Subdivision (b). This subdivision applies to review of a district court's decision regarding release made after judgment of conviction. As in subdivision (a), the language has been changed to accommodate the government's ability to seek review.
The word “review” is used in this subdivision, rather than “appeal” because review may be obtained, in some instances, upon motion. Review may be obtained by motion if the party has already filed a notice of appeal from the judgment of conviction. If the party desiring review of the release decision has not filed such a notice of appeal, review may be obtained only by filing a notice of appeal from the order regarding release.
The requirements of subdivision (a) apply to both the order and the review. That is, the district court must state its reasons for the order. The party seeking review must supply the court of appeals with the same information required by subdivision (a). In addition, the party seeking review must also supply the court with information about the conviction and the sentence.
Fed. R.App. P. 9 Advisory Committee Note (1994) (emphases added).
In sum, we see nothing in the terms of Rule 9(b) or in its history to suggest that a defendant is authorized to move for release pending appeal in the court of appeals in the first instance.
Further, given the findings that must be made in order to warrant release, it is generally more appropriate that the motion be made initially in the district court.
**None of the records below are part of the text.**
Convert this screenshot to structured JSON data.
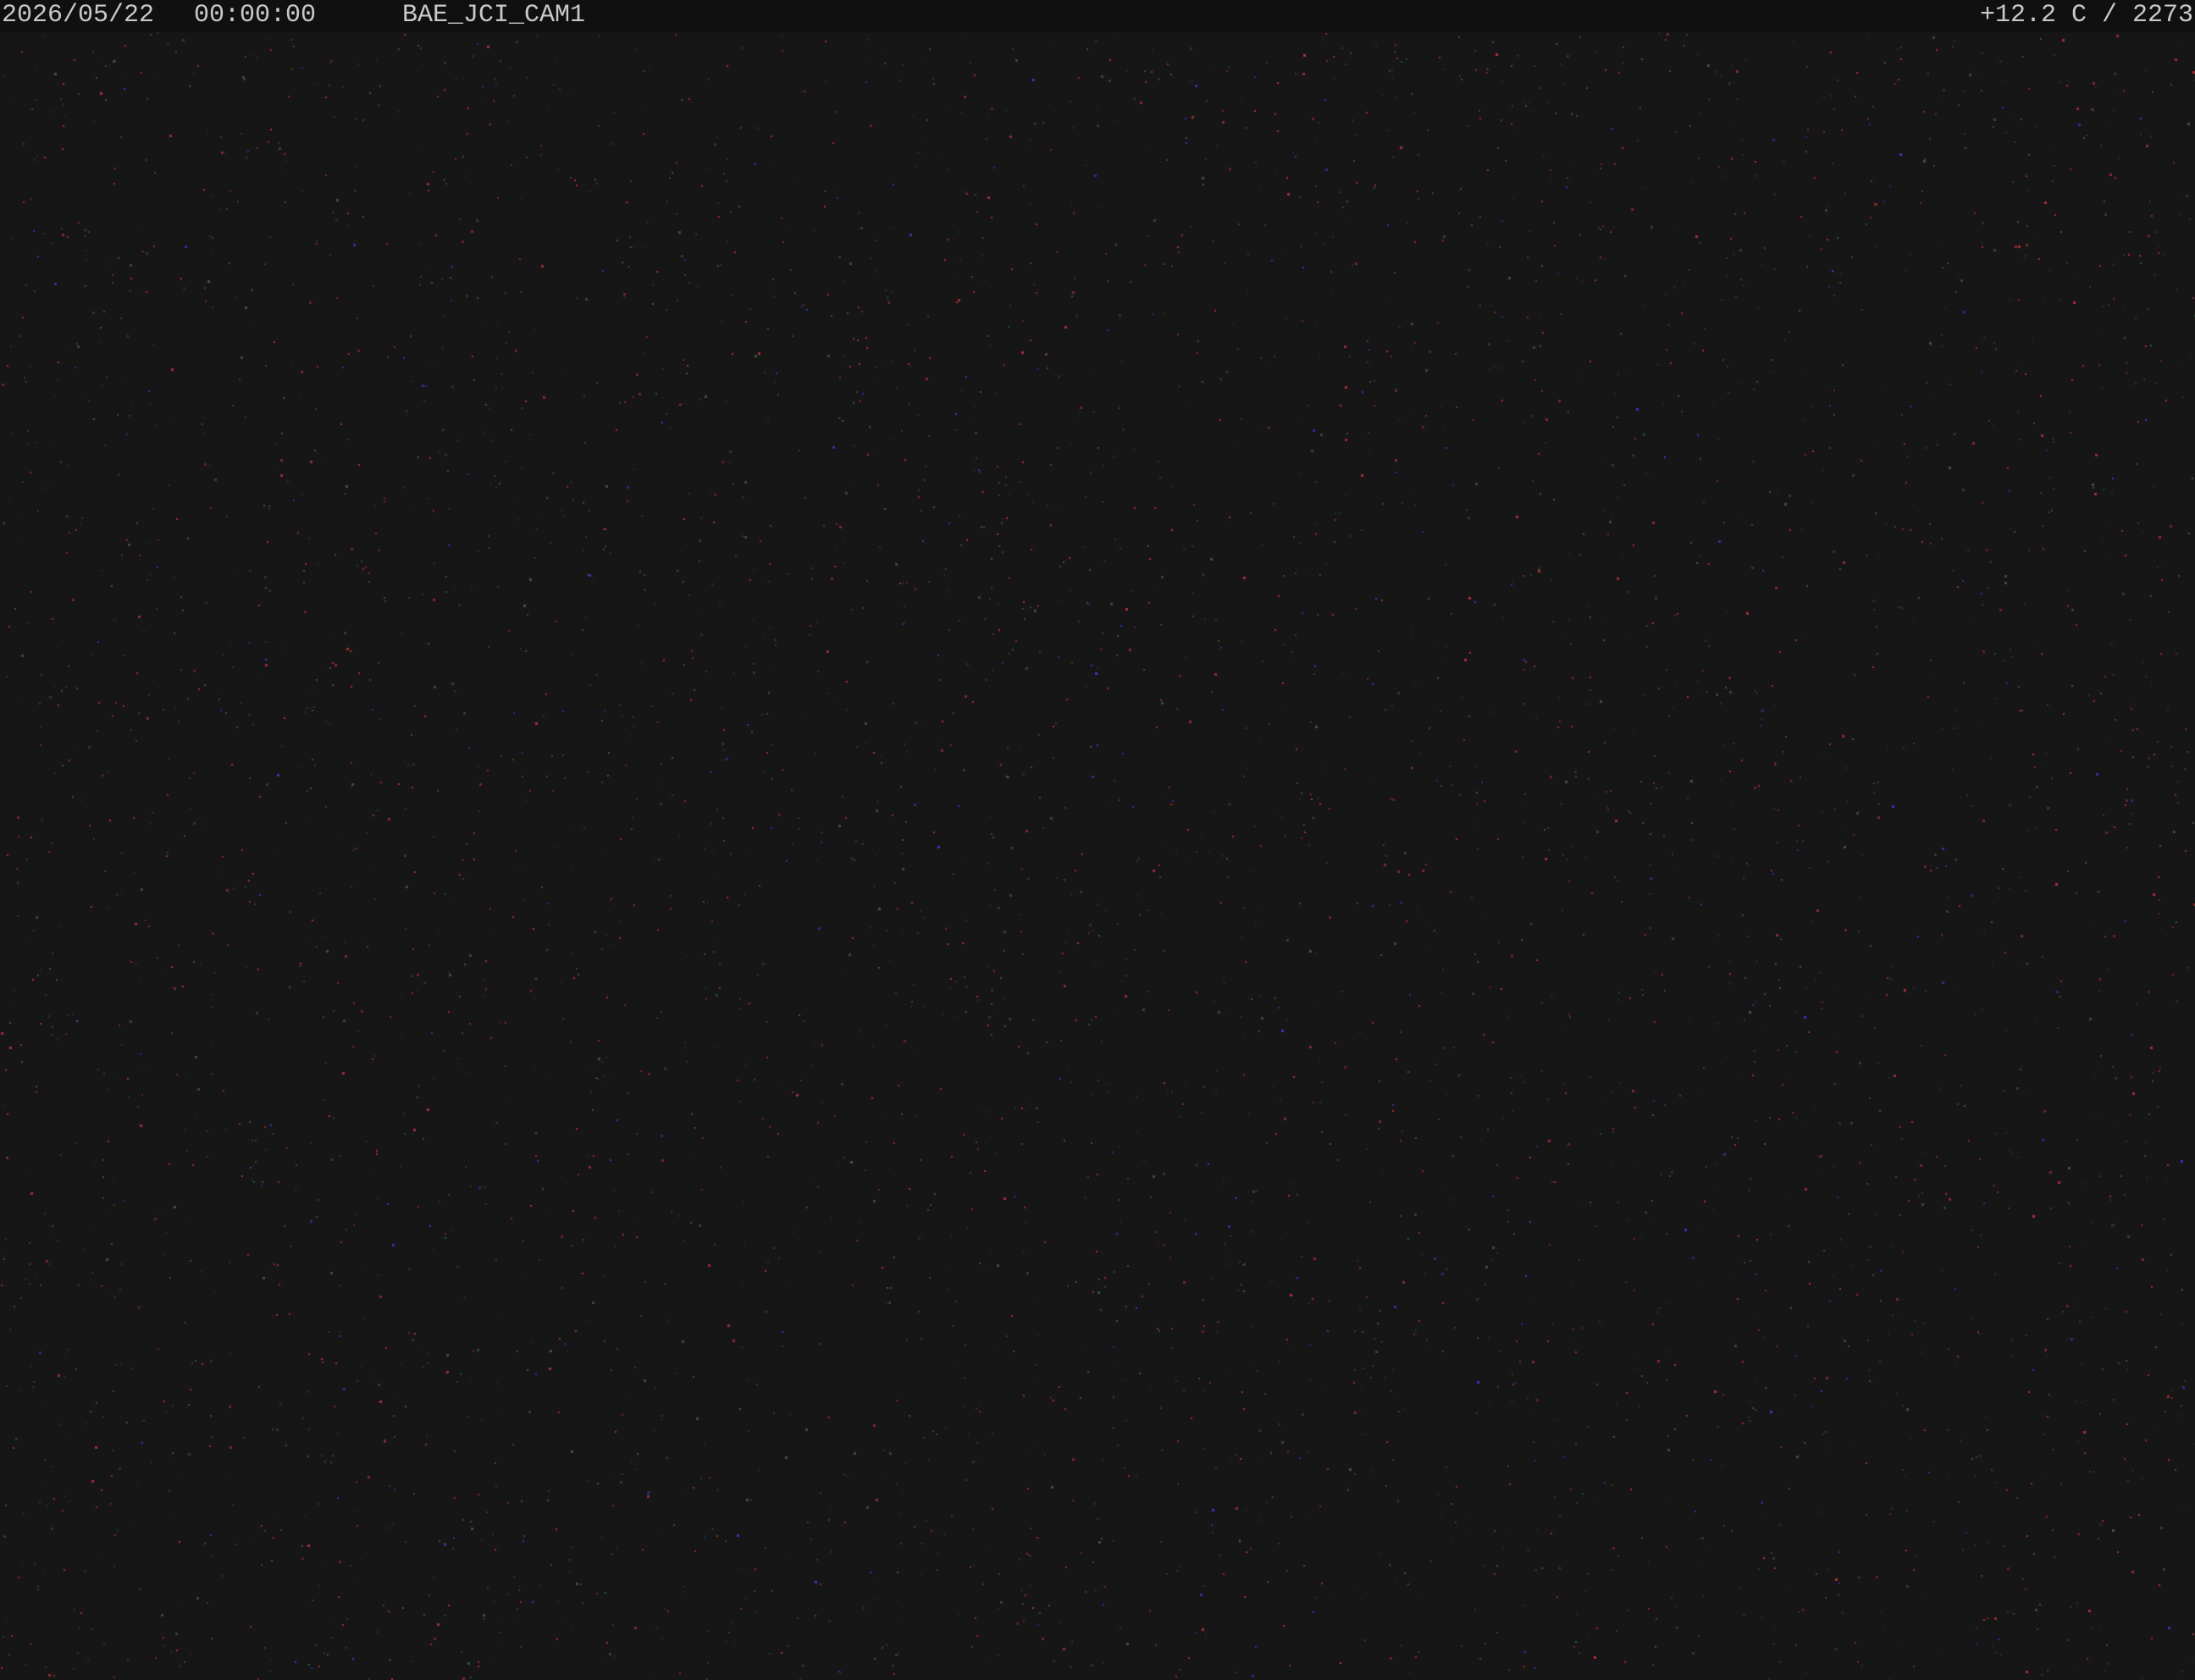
{
  "overlay": {
    "date": "2026/05/22",
    "time": "00:00:00",
    "camera_name": "BAE_JCI_CAM1",
    "status": "+12.2 C / 2273"
  },
  "colors": {
    "background": "#161616",
    "overlay_bar": "#101010",
    "overlay_text": "#c9c9c9",
    "sensor_noise_red": "#b3303a",
    "sensor_noise_green": "#3f5a3f",
    "sensor_noise_blue": "#3a3acb"
  }
}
FRAP Rule 9(c) provides that, in considering release following a conviction, the court must apply the criteria set out in 18 U.S.C. § 3143. To the extent pertinent here, that section provides as follows:
[T]he judicial officer shall order that a person who has been found guilty of an offense and sentenced to a term of imprisonment, and who has filed an appeal or a petition for a writ of certiorari, be detained, unless the judicial officer finds-
(A) by clear and convincing evidence that the person is not likely to flee or pose a danger to the safety of any other person or the community if released ․; and
(B) that the appeal is not for the purpose of delay and raises a substantial question of law or fact likely to result in-
(ii) an order for a new trial,
(iii) a sentence that does not include a term of imprisonment, or
(iv) a reduced sentence to a term of imprisonment less than the total of the time already served plus the expected duration of the appeal process.
18 U.S.C. § 3143(b)(1). When release is sought before the appeal has been briefed and argued, the district court, having greater familiarity with the record, is normally in a far better position than the court of appeals to make such determinations in the first instance.
We note that the requirement that a defendant move first in the district court is not a jurisdictional requirement. See Fed. R.App. P. 2 (other than expanding the time for appeal, “a court of appeals may ․ for ․ good cause[,] suspend any provision of these rules in a particular case”). And if a defendant moved for bail after his appeal had been fully briefed and argued, placing this Court in a better position than the district court to assess the merits and likely outcome of the appeal, we could exercise our discretion under Rule 2 to suspend the Rule 9(b) requirement that the defendant's motion for release be first made in the district court.
In the present case, however, Hochevar's notice of appeal to this Court was filed in April; but briefs on the merits have not been filed, and the appeal has not been argued. The district court, after imposing sentence, made statements indicating that it viewed Hochevar as unlikely to flee; but it made no evaluation or prognosis with respect to any questions for appeal. We are thus ill-equipped to make the judgments called for by § 3143(b)(1), and no such findings are available for review.
Accordingly, we deny Hochevar's motion for continued release pending this appeal, without prejudice to his making such a motion in the district court.